Black Nurses Association of Austin

Who Are We

Serve as a local nursing body to educate communities of color, influence legislation and policy that affect Black people and work cooperatively and collaborate with local healthcare provides.  

Our Mission

The Black Nurses Associations of Austin mission is to represent and provide a forum for Nurses to advocate and implement strategies to ensure access to the highest quality of healthcare for persons of color in the community.

What We Do

Serve as the national nursing body to influence legislation and policies that affect Black people and work cooperatively and collaboratively with other health workers to this end.

Our History

The Black Nurses Association of Austin was organized in 2015 under the leadership of Janet Van Brakle RN and Co-founder Diana Kelly RN, BSN, MBA-HCM.

BNA is an affiliation of National Black Nurses Association which represents approximately 200,000 African American nurses from the USA, Canada, Eastern Caribbean and Africa, with 115 chartered chapters nationwide. The NBNA is a non-profit organization incorporated on September 2, 1972 in the state of Ohio.

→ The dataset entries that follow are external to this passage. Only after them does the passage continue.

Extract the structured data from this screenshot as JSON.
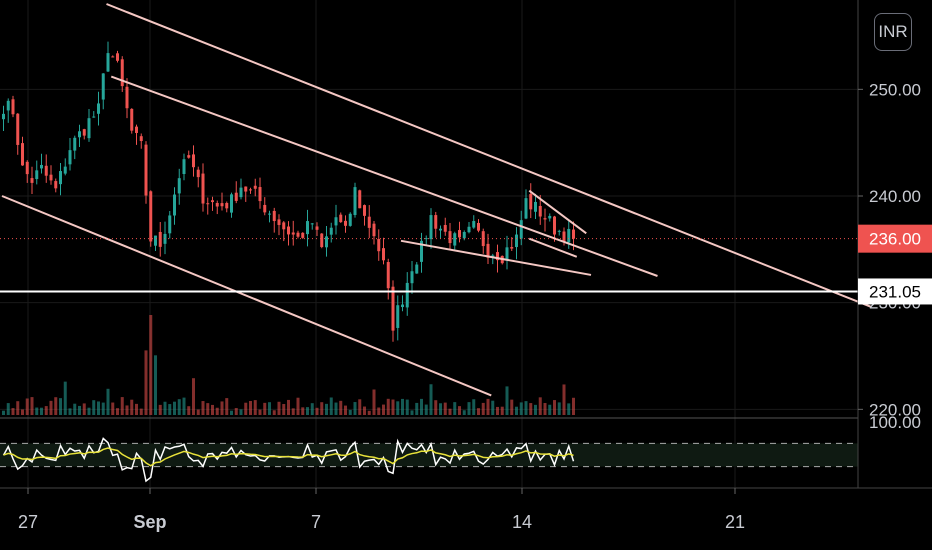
{
  "currency_badge": "INR",
  "colors": {
    "background": "#000000",
    "grid": "#1a1a1a",
    "up": "#26a69a",
    "down": "#ef5350",
    "trendline": "#f4c7c3",
    "support_line": "#ffffff",
    "price_tag": "#ef5350",
    "rsi_white": "#ffffff",
    "rsi_yellow": "#e8e23a",
    "rsi_band": "#0f1a12"
  },
  "chart_data": {
    "type": "candlestick",
    "y_axis": {
      "range": [
        219,
        258
      ],
      "ticks": [
        "250.00",
        "240.00",
        "230.00",
        "220.00"
      ]
    },
    "x_axis": {
      "ticks": [
        "27",
        "Sep",
        "7",
        "14",
        "21"
      ],
      "bold_tick": "Sep"
    },
    "price_tags": [
      {
        "label": "236.00",
        "value": 236.0,
        "style": "current"
      },
      {
        "label": "231.05",
        "value": 231.05,
        "style": "support"
      }
    ],
    "ohlc_anchor_closes": [
      [
        0,
        248.5
      ],
      [
        2,
        248.0
      ],
      [
        4,
        242.5
      ],
      [
        6,
        241.5
      ],
      [
        8,
        242.5
      ],
      [
        11,
        240.5
      ],
      [
        14,
        244.5
      ],
      [
        18,
        247.0
      ],
      [
        20,
        248.0
      ],
      [
        22,
        254.0
      ],
      [
        24,
        252.0
      ],
      [
        27,
        246.0
      ],
      [
        29,
        244.5
      ],
      [
        31,
        236.0
      ],
      [
        33,
        235.5
      ],
      [
        35,
        238.5
      ],
      [
        37,
        242.0
      ],
      [
        39,
        243.5
      ],
      [
        42,
        240.0
      ],
      [
        45,
        239.0
      ],
      [
        48,
        239.5
      ],
      [
        50,
        241.0
      ],
      [
        53,
        240.0
      ],
      [
        56,
        238.5
      ],
      [
        59,
        237.0
      ],
      [
        62,
        236.0
      ],
      [
        65,
        237.5
      ],
      [
        67,
        235.0
      ],
      [
        70,
        238.0
      ],
      [
        72,
        236.5
      ],
      [
        74,
        240.5
      ],
      [
        76,
        238.0
      ],
      [
        78,
        236.5
      ],
      [
        80,
        233.5
      ],
      [
        82,
        228.0
      ],
      [
        84,
        230.5
      ],
      [
        86,
        233.5
      ],
      [
        88,
        235.0
      ],
      [
        90,
        238.0
      ],
      [
        93,
        236.5
      ],
      [
        96,
        235.5
      ],
      [
        99,
        237.0
      ],
      [
        102,
        235.0
      ],
      [
        105,
        234.5
      ],
      [
        108,
        236.0
      ],
      [
        110,
        239.5
      ],
      [
        113,
        238.5
      ],
      [
        116,
        237.0
      ],
      [
        118,
        236.5
      ],
      [
        120,
        236.0
      ]
    ],
    "volume_range": [
      0,
      100
    ],
    "rsi": {
      "levels": [
        "100.00"
      ],
      "upper": 70,
      "lower": 30
    },
    "trendlines": [
      {
        "name": "upper-channel",
        "from": [
          22,
          258.0
        ],
        "to": [
          183,
          229.6
        ]
      },
      {
        "name": "middle-channel",
        "from": [
          23,
          251.2
        ],
        "to": [
          138,
          232.5
        ]
      },
      {
        "name": "lower-channel",
        "from": [
          0,
          240.0
        ],
        "to": [
          103,
          221.3
        ]
      },
      {
        "name": "wedge-bottom",
        "from": [
          84,
          235.8
        ],
        "to": [
          124,
          232.6
        ]
      },
      {
        "name": "wedge-top",
        "from": [
          111,
          240.5
        ],
        "to": [
          123,
          236.5
        ]
      },
      {
        "name": "wedge-lower",
        "from": [
          111,
          236.0
        ],
        "to": [
          121,
          234.3
        ]
      }
    ],
    "support_level": 231.05
  }
}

BNA is committed to excellence in education and conducts continuing education programs for our communities throughout the year. The association will provide annual scholarships for students.

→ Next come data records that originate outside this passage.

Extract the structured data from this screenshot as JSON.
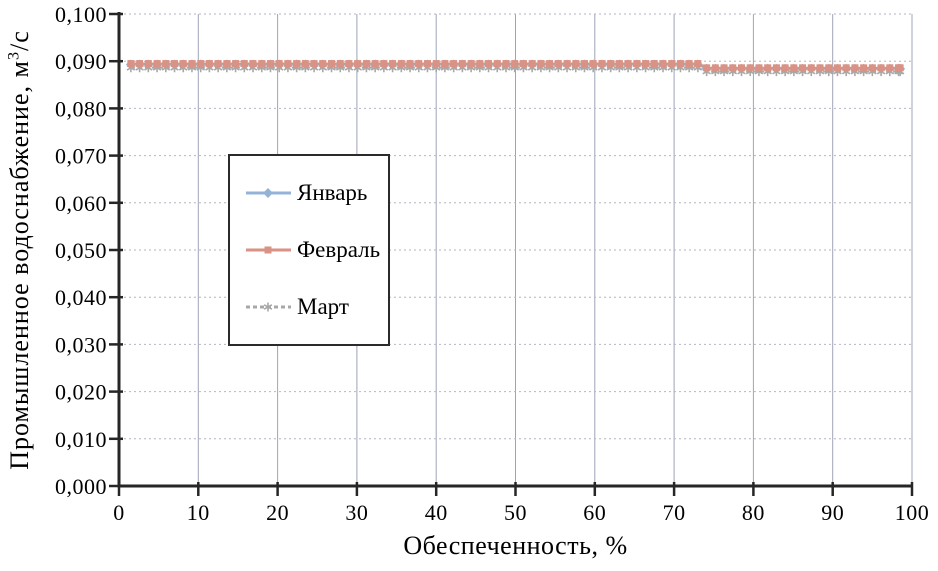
{
  "theme": {
    "background": "#ffffff",
    "axis_color": "#262626",
    "grid_vertical_color": "#9ea4b8",
    "grid_horizontal_color": "#b2b6c4",
    "text_color": "#000000",
    "legend_border_color": "#2b2b2b"
  },
  "chart_data": {
    "type": "line",
    "title": "",
    "xlabel": "Обеспеченность, %",
    "ylabel": "Промышленное водоснабжение, м3/с",
    "ylabel_prefix": "Промышленное водоснабжение, м",
    "ylabel_sup": "3",
    "ylabel_suffix": "/с",
    "xlim": [
      0,
      100
    ],
    "ylim": [
      0,
      0.1
    ],
    "x_ticks": [
      0,
      10,
      20,
      30,
      40,
      50,
      60,
      70,
      80,
      90,
      100
    ],
    "x_tick_labels": [
      "0",
      "10",
      "20",
      "30",
      "40",
      "50",
      "60",
      "70",
      "80",
      "90",
      "100"
    ],
    "y_ticks": [
      0,
      0.01,
      0.02,
      0.03,
      0.04,
      0.05,
      0.06,
      0.07,
      0.08,
      0.09,
      0.1
    ],
    "y_tick_labels": [
      "0,000",
      "0,010",
      "0,020",
      "0,030",
      "0,040",
      "0,050",
      "0,060",
      "0,070",
      "0,080",
      "0,090",
      "0,100"
    ],
    "grid": true,
    "legend_position": "inside-left",
    "marker_start_x": 1.5,
    "marker_end_x": 98.6,
    "marker_step_x": 1.1,
    "draw_order": [
      0,
      2,
      1
    ],
    "series": [
      {
        "name": "Январь",
        "color": "#95b3d7",
        "marker": "diamond",
        "line": "solid",
        "segments": [
          {
            "x_from": 1.5,
            "x_to": 73.6,
            "y": 0.0893
          },
          {
            "x_from": 73.6,
            "x_to": 98.6,
            "y": 0.0884
          }
        ]
      },
      {
        "name": "Февраль",
        "color": "#d99284",
        "marker": "square",
        "line": "solid",
        "segments": [
          {
            "x_from": 1.5,
            "x_to": 73.6,
            "y": 0.0895
          },
          {
            "x_from": 73.6,
            "x_to": 98.6,
            "y": 0.0886
          }
        ]
      },
      {
        "name": "Март",
        "color": "#a8a8a8",
        "marker": "star",
        "line": "dashed",
        "segments": [
          {
            "x_from": 1.5,
            "x_to": 73.6,
            "y": 0.0886
          },
          {
            "x_from": 73.6,
            "x_to": 98.6,
            "y": 0.0878
          }
        ]
      }
    ]
  }
}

BNA collaborates with private and public agencies/organizations that share common concerns for improving the health status of all people, particularly African Americans and other minority.

Our Philosophy

"Optimal healthcare should be a privilege for every American."

Optimal healthcare should be a privilege for every American.  Yet, Black Americans, along with other minority groups in our society, are by design or neglect, excluded from the means to achieve access to the health mainstream of America. 

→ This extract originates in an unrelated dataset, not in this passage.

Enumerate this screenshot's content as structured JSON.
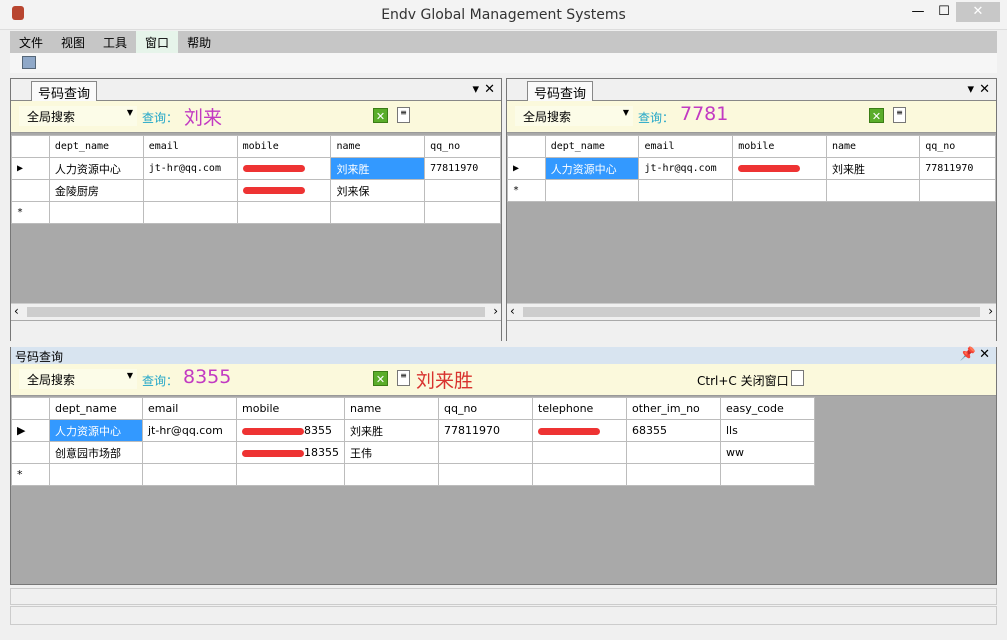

Since the above is true, we as Black nurses have established a organization to investigate, define, and determine what the health care needs of Black Americans are, and to implement change to make available to Black Americans and other minorities health care commensurate to that of the larger society.

Black nurses have the understanding, knowledge, interest, concern and experience to make a significant difference in the health care statues of the Black community.  In order to implement the above philosophy, the founders agreed upon the following purposes and objectives for the national association.

Purposes and Objectives

  • Define and determine nursing care for black consumers for optimum quality of care acting as their advocates.
  • Act as a change agent in restructuring existing institutions and/or helping to establish institutions to suit our needs.
  • Serve as the national nursing body to influence legislation and policies that affect Black people and work cooperatively and collaboratively with other health workers to this end.
  • Recruit, counsel and assist black persons interested in nursing to insure a constant procession of blacks in the field.
  • Be the vehicle for unification of black nurses of varied age groups, educational levels and geographic locations to insure continuity and flow of our common heritage.
  • Collaborate with other black groups to compile archives relevant to the historical, current, and future activities of black nurses.

The founding members also determined that an Austin, Texas ministry designed primarily to unify all black nurses across the Central Texas for the betterment of health care for black people should be inclusive in its membership. Recognizing that a major concern of the organization was to organize a number of black nurses within the city. the founders believed that incorporating all levels of black nurses into the organization would place them in a better position to influence all nursing education programs in which black students were enrolled, as well as the caliber of all nursing services provided to black consumers. Therefore, from the very beginning, membership was open to registered nurses, licensed vocational/practical nurses and nursing students.